7. En second lieu, l’administration a assorti les cotisations supplémentaires d’impôt sur le revenu auxquelles M. et Mme B… ont été assujettis au titre de l’année 2017 de la majoration de 80 % pour manœuvres frauduleuses. Il résulte de ce qui a été dit au point 4 que M. B… a bénéficié, en 2017, d’avantages occultes provenant de la société de droit portugais Bohemian Potential Inipessoal LDA pour un montant total de 64 770 euros, échappant ainsi aux échanges automatiques et obligatoires d’informations entre États membres de l’Union européenne. Il résulte, en outre, de l’instruction que les versements correspondants n’apparaissent pas sur les relevés des comptes bancaires détenus en France par le foyer fiscal de l’appelant alors qu’ils s’élèvent à près de cinq fois le montant du revenu imposable déclaré au titre de la même année par les époux B…, composé de revenus divers ne permettant pas de supposer la perception de revenus plus significatifs versés sur un compte bancaire à l’étranger. Ce n’est qu’au cours d’un entretien avec la vérificatrice que, compte tenu des éléments apportés par cette dernière, M. B… a admis détenir un compte bancaire en Espagne, dont il n’a, de plus, jamais donné les références. Il n’a pas davantage déclaré, comme l’y obligeait le deuxième alinéa de l’article 1649 A du code général des impôts, les références du compte ouvert à son nom auprès d’une banque portugaise. Enfin, les versements des sommes en cause n’ont pu être identifiés qu’à la suite d’une procédure de visite et de saisie autorisée par deux ordonnances des juges des libertés et de la détention des tribunaux de grande instance de Castres et Toulouse en application de l’article L. 16 B du livre des procédures fiscales. Eu égard à l’importance de ces sommes, ainsi qu’à la répétition et à la nature des procédés mis en œuvre, que ne pouvait ignorer M. B… en sa qualité d’associé unique et de gérant de droit de la société Bohemian Potential Inipessoal LDA, tout comme le caractère imposable entre ses mains des distributions qui en découlent, l’administration doit être regardée comme établissant que ce dernier a entendu éluder l’impôt en créant, lors de la souscription de ses déclarations, des apparences de nature à égarer l’administration dans l’exercice de son pouvoir de contrôle. Dans ces conditions, le service a pu, à bon droit, assortir les impositions en cause de la majoration prévue au c de l’article 1729 du code général des impôts en cas de manœuvres frauduleuses.
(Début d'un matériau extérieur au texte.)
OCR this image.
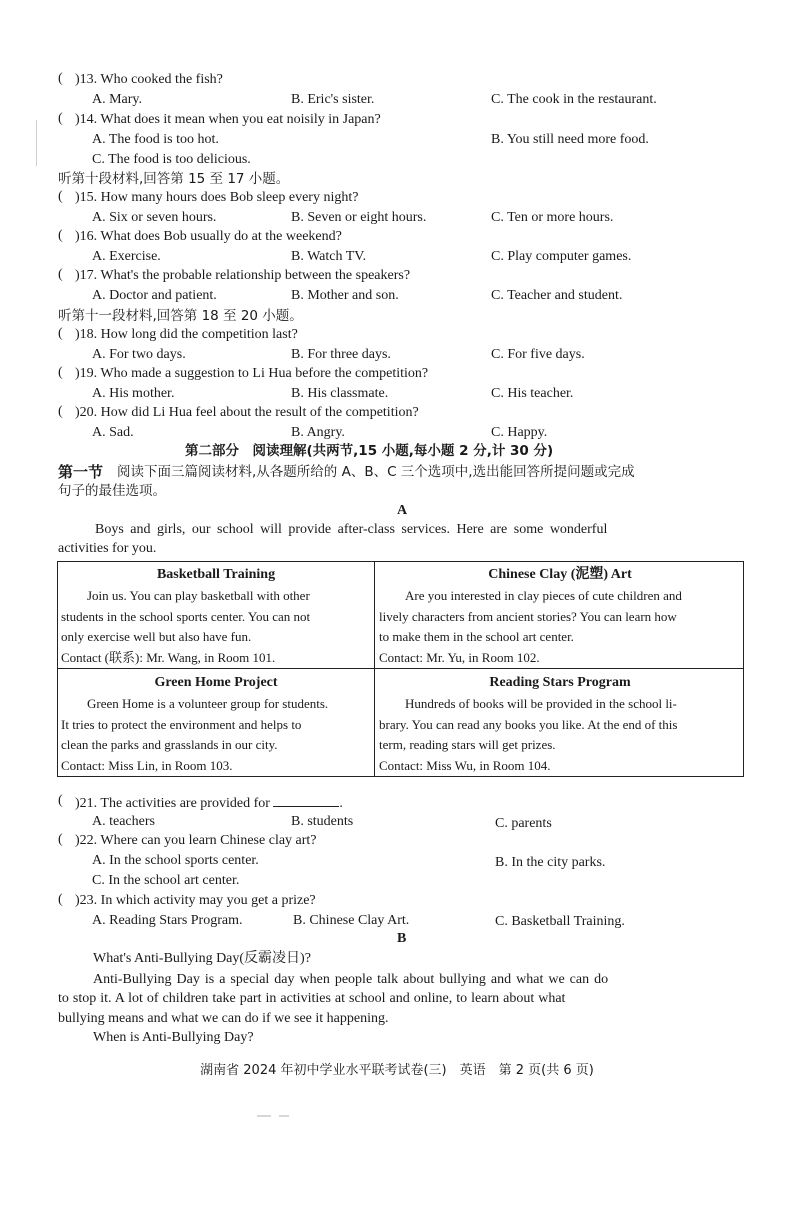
( )13. Who cooked the fish?
A. Mary.	B. Eric's sister.	C. The cook in the restaurant.
( )14. What does it mean when you eat noisily in Japan?
A. The food is too hot.	B. You still need more food.
C. The food is too delicious.
听第十段材料,回答第 15 至 17 小题。
( )15. How many hours does Bob sleep every night?
A. Six or seven hours.	B. Seven or eight hours.	C. Ten or more hours.
( )16. What does Bob usually do at the weekend?
A. Exercise.	B. Watch TV.	C. Play computer games.
( )17. What's the probable relationship between the speakers?
A. Doctor and patient.	B. Mother and son.	C. Teacher and student.
听第十一段材料,回答第 18 至 20 小题。
( )18. How long did the competition last?
A. For two days.	B. For three days.	C. For five days.
( )19. Who made a suggestion to Li Hua before the competition?
A. His mother.	B. His classmate.	C. His teacher.
( )20. How did Li Hua feel about the result of the competition?
A. Sad.	B. Angry.	C. Happy.
第二部分　阅读理解(共两节,15 小题,每小题 2 分,计 30 分)
第一节 阅读下面三篇阅读材料,从各题所给的 A、B、C 三个选项中,选出能回答所提问题或完成
句子的最佳选项。
A
Boys and girls, our school will provide after-class services. Here are some wonderful
activities for you.
Basketball Training
Join us. You can play basketball with other
students in the school sports center. You can not
only exercise well but also have fun.
Contact (联系): Mr. Wang, in Room 101.
Chinese Clay (泥塑) Art
Are you interested in clay pieces of cute children and
lively characters from ancient stories? You can learn how
to make them in the school art center.
Contact: Mr. Yu, in Room 102.
Green Home Project
Green Home is a volunteer group for students.
It tries to protect the environment and helps to
clean the parks and grasslands in our city.
Contact: Miss Lin, in Room 103.
Reading Stars Program
Hundreds of books will be provided in the school li-
brary. You can read any books you like. At the end of this
term, reading stars will get prizes.
Contact: Miss Wu, in Room 104.
( )21. The activities are provided for	.
A. teachers	B. students	C. parents
( )22. Where can you learn Chinese clay art?
A. In the school sports center.	B. In the city parks.
C. In the school art center.
( )23. In which activity may you get a prize?
A. Reading Stars Program.	B. Chinese Clay Art.	C. Basketball Training.
B
What's Anti-Bullying Day(反霸凌日)?
Anti-Bullying Day is a special day when people talk about bullying and what we can do
to stop it. A lot of children take part in activities at school and online, to learn about what
bullying means and what we can do if we see it happening.
When is Anti-Bullying Day?
湖南省 2024 年初中学业水平联考试卷(三)　英语　第 2 页(共 6 页)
8. Il résulte de ce qui précède que M. B… n’est pas fondé à soutenir que c’est à tort que, par le jugement attaqué, le tribunal administratif de Toulouse a rejeté le surplus de sa demande.
Sur les frais liés au litige :
9. Les dispositions de l’article L. 761-1 du code de justice administrative font obstacle à ce que soit mis à la charge de l’État, qui n’est pas dans la présente instance la partie perdante pour l’essentiel, le versement de quelque somme que ce soit sur leur fondement.
D É C I D E :
Article 1er : Il n’y a pas lieu de statuer sur les conclusions de la requête de M. B… à concurrence du dégrèvement de 20 342 euros prononcé en cours d’instance.
Article 2 : Le surplus des conclusions de la requête de M. B… est rejeté.
Article 3 : Le présent arrêt sera notifié à M. A… B… et au ministre de l’économie, des finances et de la souveraineté industrielle, énergétique et numérique.
Copie en sera adressée à la direction de contrôle fiscal Occitanie.
Délibéré après l’audience du 20 novembre 2025, où siégeaient :
M. Faïck, président,
M. Lafon, président-assesseur,
Mme Lasserre, première conseillère.
Rendu public par mise à disposition au greffe le 4 décembre 2025.
Le rapporteur,
N. Lafon
Le président,
F. Faïck
La greffière,
E. Ocana
La République mande et ordonne au ministre de l’économie, des finances et de la souveraineté industrielle, énergétique et numérique en ce qui le concerne ou à tous commissaires de justice à ce requis en ce qui concerne les voies de droit commun contre les parties privées, de pourvoir à l’exécution de la présente décision.